Frans de Waal. Animales y seres humanos, no tan distintos
Primatólogo y etólogo holandés, es el abanderado de la continuidad entre homo sapiens y animales, a quienes ha dedicado décadas de investigación; su cruzada apunta a cambiar la mirada sobre nuestra propia especie
“Cuanto más conozco a los humanos, más quiero a mi perro”. La frase –atribuida con variaciones a Lord Byron tanto como a Charles de Gaulle– puede modificarse por el progresivo conocimiento científico que se va alcanzando sobre los otros seres vivos del planeta: “Cuanto más conozco a los animales más cualidades humanas les encuentro”. Los que trabajan con ellos aseguran que piensan, tienen lenguajes propios, entienden el lenguaje humano, utilizan herramientas, tienen idea del pasado y del futuro, y generan cultura. Desde luego, no todo a la vez, pero a medida que aumenta la cantidad de experimentos y observaciones más difícil se hace concluir en sentido contrario a la continuidad entre animales y seres humanos.
¿Ejemplos? Las ratas se arrepienten de sus decisiones, los cuervos construyen utensilios, los pulpos reconocen caras humanas, para no hablar de las habilidades de monitos varios, que en ciertas pruebas de memoria de trabajoles ganan por mucho a los humanos.
De todos modos, siempre aparece la pregunta de qué es lo que nos diferencia, como en un desesperado ritornello. “Qué animal tan estrambótico somos que la única pregunta que se nos ocurre en relación con nuestro lugar en la naturaleza es: «Espejito, espejito, ¿quién es el más listo de todos?»” El que se queja es uno de los investigadores que lleva la bandera de la (relativa) igualdad entre todos los animales, homo sapiens incluido.
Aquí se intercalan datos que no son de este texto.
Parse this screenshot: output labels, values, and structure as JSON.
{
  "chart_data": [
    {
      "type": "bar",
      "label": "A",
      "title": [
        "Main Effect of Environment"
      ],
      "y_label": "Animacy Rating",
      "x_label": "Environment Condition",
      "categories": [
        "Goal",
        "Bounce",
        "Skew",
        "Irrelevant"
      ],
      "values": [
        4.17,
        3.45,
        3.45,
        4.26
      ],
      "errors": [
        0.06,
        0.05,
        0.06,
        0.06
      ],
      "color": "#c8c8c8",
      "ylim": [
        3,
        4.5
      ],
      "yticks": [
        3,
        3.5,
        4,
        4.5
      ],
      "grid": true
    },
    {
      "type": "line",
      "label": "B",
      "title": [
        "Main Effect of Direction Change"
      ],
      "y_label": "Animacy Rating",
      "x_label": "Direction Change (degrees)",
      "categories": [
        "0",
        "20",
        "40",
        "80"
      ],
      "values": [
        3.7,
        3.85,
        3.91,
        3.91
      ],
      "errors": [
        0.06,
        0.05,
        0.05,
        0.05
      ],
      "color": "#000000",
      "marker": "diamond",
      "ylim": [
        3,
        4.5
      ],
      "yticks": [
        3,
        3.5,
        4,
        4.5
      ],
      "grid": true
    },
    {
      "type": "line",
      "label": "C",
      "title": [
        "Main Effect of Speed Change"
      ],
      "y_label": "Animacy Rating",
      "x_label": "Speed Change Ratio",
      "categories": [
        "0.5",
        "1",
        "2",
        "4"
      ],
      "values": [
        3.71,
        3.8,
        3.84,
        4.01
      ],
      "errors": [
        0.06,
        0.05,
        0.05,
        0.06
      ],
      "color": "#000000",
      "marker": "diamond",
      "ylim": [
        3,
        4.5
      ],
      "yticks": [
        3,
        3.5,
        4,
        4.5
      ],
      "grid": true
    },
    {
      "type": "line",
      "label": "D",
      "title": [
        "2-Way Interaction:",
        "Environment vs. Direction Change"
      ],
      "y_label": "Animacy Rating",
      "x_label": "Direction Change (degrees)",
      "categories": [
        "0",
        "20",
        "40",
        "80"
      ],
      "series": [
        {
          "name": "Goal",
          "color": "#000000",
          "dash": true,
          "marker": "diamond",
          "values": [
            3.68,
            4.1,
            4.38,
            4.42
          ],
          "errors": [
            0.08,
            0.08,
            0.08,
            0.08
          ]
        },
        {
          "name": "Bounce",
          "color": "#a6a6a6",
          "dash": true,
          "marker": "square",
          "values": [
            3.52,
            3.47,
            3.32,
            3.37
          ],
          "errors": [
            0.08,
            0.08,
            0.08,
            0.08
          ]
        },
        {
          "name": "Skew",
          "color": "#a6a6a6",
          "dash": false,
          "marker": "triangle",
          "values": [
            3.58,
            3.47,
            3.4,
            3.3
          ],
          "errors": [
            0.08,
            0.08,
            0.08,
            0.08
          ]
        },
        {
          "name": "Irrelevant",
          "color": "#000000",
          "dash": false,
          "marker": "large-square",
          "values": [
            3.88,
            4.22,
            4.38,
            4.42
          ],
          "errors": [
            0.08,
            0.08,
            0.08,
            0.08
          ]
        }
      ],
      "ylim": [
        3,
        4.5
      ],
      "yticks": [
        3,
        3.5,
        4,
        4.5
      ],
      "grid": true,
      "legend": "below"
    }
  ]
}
Es el primatólogo holandés Frans de Waal, investigador de la Universidad de Emory y director del Living Links Center de Atlanta (Estados Unidos).
Heredero intelectual de Konrad Lorenz y Niko Tinbergen, De Waal (1948) ha estado en contacto con los simios desde 1975, cuando comenzó a observar la colonia de chimpancés más grande del mundo en el zoológico de Arnhem (Holanda), y es el reverso masculino de quien quizás sea la primatóloga –y humanista– más famosa del mundo, Jane Goodall.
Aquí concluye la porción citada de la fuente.